2018-02-06 23:05:28

by Ben Greear

[permalink] [raw]
Subject: [PATCH] ath9k: break out of irq handler after 5 jiffies

From: Ben Greear <[email protected]>

In case where the system is sluggish, we should probably break out
early. Maybe this will fix issues where the OS thinks the IRQ handler
is not responding and disables the IRQ because 'nobody cared'

Signed-off-by: Ben Greear <[email protected]>
---
drivers/net/wireless/ath/ath9k/recv.c | 4 ++++
1 file changed, 4 insertions(+)

diff --git a/drivers/net/wireless/ath/ath9k/recv.c b/drivers/net/wireless/ath/ath9k/recv.c
index b90ea2b..274814c 100644
--- a/drivers/net/wireless/ath/ath9k/recv.c
+++ b/drivers/net/wireless/ath/ath9k/recv.c
@@ -1084,6 +1084,7 @@ int ath_rx_tasklet(struct ath_softc *sc, int flush, bool hp)
dma_addr_t new_buf_addr;
unsigned int budget = 512;
struct ieee80211_hdr *hdr;
+ unsigned long expires_jiffies = jiffies + 5;

if (edma)
dma_type = DMA_BIDIRECTIONAL;
@@ -1241,6 +1242,9 @@ int ath_rx_tasklet(struct ath_softc *sc, int flush, bool hp)

if (!budget--)
break;
+
+ if (time_is_before_jiffies(expires_jiffies))
+ break;
} while (1);

if (!(ah->imask & ATH9K_INT_RXEOL)) {
--
2.4.11


2018-02-26 21:39:09

by Ben Greear

[permalink] [raw]
Subject: Re: [PATCH] ath9k: break out of irq handler after 5 jiffies

On 02/07/2018 07:39 AM, Ben Greear wrote:
>
>
> On 02/07/2018 02:55 AM, Johannes Berg wrote:
>> On Wed, 2018-02-07 at 10:16 +0100, Felix Fietkau wrote:
>>> On 2018-02-07 00:05, [email protected] wrote:
>>>> From: Ben Greear <[email protected]>
>>>>
>>>> In case where the system is sluggish, we should probably break out
>>>> early.
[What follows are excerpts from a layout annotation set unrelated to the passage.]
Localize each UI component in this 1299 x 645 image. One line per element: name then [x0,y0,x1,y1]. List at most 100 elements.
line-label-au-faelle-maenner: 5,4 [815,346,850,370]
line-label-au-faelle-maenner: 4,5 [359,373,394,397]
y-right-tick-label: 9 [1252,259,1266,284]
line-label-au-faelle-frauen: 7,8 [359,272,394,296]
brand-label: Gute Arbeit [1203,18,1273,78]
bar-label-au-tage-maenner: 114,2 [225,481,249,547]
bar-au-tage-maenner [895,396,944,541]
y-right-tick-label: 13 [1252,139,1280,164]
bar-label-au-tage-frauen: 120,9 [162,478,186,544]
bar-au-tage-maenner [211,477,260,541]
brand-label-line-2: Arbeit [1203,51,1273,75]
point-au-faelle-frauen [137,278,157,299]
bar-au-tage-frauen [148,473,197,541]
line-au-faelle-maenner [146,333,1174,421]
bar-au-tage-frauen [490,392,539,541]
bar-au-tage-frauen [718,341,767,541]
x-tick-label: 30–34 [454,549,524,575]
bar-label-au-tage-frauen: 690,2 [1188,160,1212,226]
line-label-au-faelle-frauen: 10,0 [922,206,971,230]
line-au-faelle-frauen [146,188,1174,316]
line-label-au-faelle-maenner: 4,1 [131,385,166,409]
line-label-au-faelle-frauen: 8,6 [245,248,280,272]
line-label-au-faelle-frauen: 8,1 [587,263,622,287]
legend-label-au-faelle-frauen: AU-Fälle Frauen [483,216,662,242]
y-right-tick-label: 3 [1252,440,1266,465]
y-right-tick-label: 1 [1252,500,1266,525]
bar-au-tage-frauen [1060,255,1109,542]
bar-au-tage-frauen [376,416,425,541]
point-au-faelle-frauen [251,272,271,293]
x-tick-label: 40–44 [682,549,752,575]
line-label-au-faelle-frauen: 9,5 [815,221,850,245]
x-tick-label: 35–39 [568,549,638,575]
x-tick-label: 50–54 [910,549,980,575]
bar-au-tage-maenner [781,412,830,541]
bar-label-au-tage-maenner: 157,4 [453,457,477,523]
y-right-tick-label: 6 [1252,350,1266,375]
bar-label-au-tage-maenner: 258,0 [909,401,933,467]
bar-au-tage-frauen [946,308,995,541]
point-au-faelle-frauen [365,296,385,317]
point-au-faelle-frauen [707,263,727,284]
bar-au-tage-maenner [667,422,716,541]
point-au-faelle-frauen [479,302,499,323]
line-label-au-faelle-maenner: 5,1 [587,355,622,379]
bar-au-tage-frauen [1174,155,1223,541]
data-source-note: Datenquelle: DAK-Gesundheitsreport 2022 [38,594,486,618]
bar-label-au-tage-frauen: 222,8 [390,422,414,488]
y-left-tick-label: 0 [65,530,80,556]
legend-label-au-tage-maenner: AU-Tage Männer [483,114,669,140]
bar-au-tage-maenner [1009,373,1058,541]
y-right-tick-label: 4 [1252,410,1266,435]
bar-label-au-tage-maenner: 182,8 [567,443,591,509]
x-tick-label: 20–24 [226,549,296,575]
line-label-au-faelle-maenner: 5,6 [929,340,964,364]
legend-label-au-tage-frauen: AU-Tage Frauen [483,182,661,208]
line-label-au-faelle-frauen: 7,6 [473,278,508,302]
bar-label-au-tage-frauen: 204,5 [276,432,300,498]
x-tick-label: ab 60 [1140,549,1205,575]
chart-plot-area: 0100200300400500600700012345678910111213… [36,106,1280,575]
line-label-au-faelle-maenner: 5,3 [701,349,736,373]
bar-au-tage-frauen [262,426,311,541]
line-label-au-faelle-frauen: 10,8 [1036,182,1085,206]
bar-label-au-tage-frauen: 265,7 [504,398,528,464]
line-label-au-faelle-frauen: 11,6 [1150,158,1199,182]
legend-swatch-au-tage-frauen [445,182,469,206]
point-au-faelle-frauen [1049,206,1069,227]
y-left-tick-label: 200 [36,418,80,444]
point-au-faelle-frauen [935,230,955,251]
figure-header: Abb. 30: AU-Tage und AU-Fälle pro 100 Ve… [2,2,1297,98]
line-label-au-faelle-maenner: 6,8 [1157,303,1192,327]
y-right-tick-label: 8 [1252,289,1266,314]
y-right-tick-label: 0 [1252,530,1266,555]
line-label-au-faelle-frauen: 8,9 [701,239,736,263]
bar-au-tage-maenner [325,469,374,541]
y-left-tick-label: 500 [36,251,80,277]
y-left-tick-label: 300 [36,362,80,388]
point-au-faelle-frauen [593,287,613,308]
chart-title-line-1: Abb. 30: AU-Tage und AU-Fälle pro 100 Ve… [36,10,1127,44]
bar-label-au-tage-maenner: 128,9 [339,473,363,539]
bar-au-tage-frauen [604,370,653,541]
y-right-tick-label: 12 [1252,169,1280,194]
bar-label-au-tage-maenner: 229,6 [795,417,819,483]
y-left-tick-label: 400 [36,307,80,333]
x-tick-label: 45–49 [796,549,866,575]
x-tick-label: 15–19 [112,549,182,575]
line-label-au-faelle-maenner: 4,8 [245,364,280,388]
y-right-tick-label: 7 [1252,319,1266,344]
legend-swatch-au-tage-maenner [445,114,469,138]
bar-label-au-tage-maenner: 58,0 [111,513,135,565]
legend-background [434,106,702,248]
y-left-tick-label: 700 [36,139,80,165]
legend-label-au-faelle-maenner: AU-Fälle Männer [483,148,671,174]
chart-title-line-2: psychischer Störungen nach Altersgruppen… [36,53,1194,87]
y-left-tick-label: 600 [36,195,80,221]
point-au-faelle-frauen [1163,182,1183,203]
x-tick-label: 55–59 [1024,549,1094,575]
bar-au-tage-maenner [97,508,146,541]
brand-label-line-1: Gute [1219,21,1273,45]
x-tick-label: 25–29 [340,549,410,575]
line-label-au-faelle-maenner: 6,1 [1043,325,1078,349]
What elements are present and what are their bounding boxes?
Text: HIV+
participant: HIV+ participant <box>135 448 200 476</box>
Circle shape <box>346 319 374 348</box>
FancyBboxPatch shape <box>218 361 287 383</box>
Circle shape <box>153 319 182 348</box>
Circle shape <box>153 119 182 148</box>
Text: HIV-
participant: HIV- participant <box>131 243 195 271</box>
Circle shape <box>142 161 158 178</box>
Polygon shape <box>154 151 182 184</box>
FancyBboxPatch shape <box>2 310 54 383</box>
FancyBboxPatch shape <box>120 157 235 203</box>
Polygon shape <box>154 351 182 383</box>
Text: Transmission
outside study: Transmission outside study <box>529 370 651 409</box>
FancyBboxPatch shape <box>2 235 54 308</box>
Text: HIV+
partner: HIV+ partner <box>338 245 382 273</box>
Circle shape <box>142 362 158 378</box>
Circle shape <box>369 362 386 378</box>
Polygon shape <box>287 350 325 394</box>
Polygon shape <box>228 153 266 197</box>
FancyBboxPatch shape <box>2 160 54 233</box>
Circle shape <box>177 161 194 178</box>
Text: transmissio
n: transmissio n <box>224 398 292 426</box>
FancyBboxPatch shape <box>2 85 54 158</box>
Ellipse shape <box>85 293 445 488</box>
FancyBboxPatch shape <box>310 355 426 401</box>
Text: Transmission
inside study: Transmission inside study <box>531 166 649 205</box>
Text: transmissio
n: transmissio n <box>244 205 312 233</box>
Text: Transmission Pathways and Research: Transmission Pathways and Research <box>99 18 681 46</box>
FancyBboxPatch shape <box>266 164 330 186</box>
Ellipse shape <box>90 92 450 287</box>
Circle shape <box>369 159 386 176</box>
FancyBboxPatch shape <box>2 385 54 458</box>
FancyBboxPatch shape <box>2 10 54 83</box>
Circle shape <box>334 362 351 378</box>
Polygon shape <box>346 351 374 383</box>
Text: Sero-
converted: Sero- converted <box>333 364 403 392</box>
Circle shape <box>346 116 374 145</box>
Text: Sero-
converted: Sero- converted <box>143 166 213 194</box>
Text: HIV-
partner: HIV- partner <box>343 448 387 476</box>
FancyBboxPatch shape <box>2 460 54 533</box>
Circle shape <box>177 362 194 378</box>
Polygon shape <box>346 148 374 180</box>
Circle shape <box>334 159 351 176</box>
Maybe this will fix issues where the OS thinks the IRQ handler
>>>> is not responding and disables the IRQ because 'nobody cared'
>>>>
>>>> Signed-off-by: Ben Greear <[email protected]>
>>>
>>> 5 jiffies as a hardcoded value is a bad idea, since it produces
>>> different behavior based on CONFIG_HZ.
>
> I figured that was a benefit since it would run shorter duration on systems with
> a faster HZ clock.
>
>>
>> Also, err, NAPI? Or is something else is going on here?
>
> I don't really know, but part of my test was running traffic while creating
> 1200 stations, so likely there were lots of higher-level lock contention that
> slowed down sending pkts up the stack.
>
> I got a bunch of errors about IRQs being ignored because nobody cared. I noticed
> that the ath9k loop could handle up to 500 or so frames, and that seemed like too
> many for my particular test case.
>
> Once I put in this patch, I did not see the 'nobody cared' error again.
>
> There could easily be a better fix. If you all want me to use a fixed time instead
> of HZ, then please suggest a value. I was testing with HZ of 1000, btw.

Hello,

I don't mind changing this patch, but I could use some guidance as to what
values you all want me to use.

Should I use a millisecond based clock instead of jiffies?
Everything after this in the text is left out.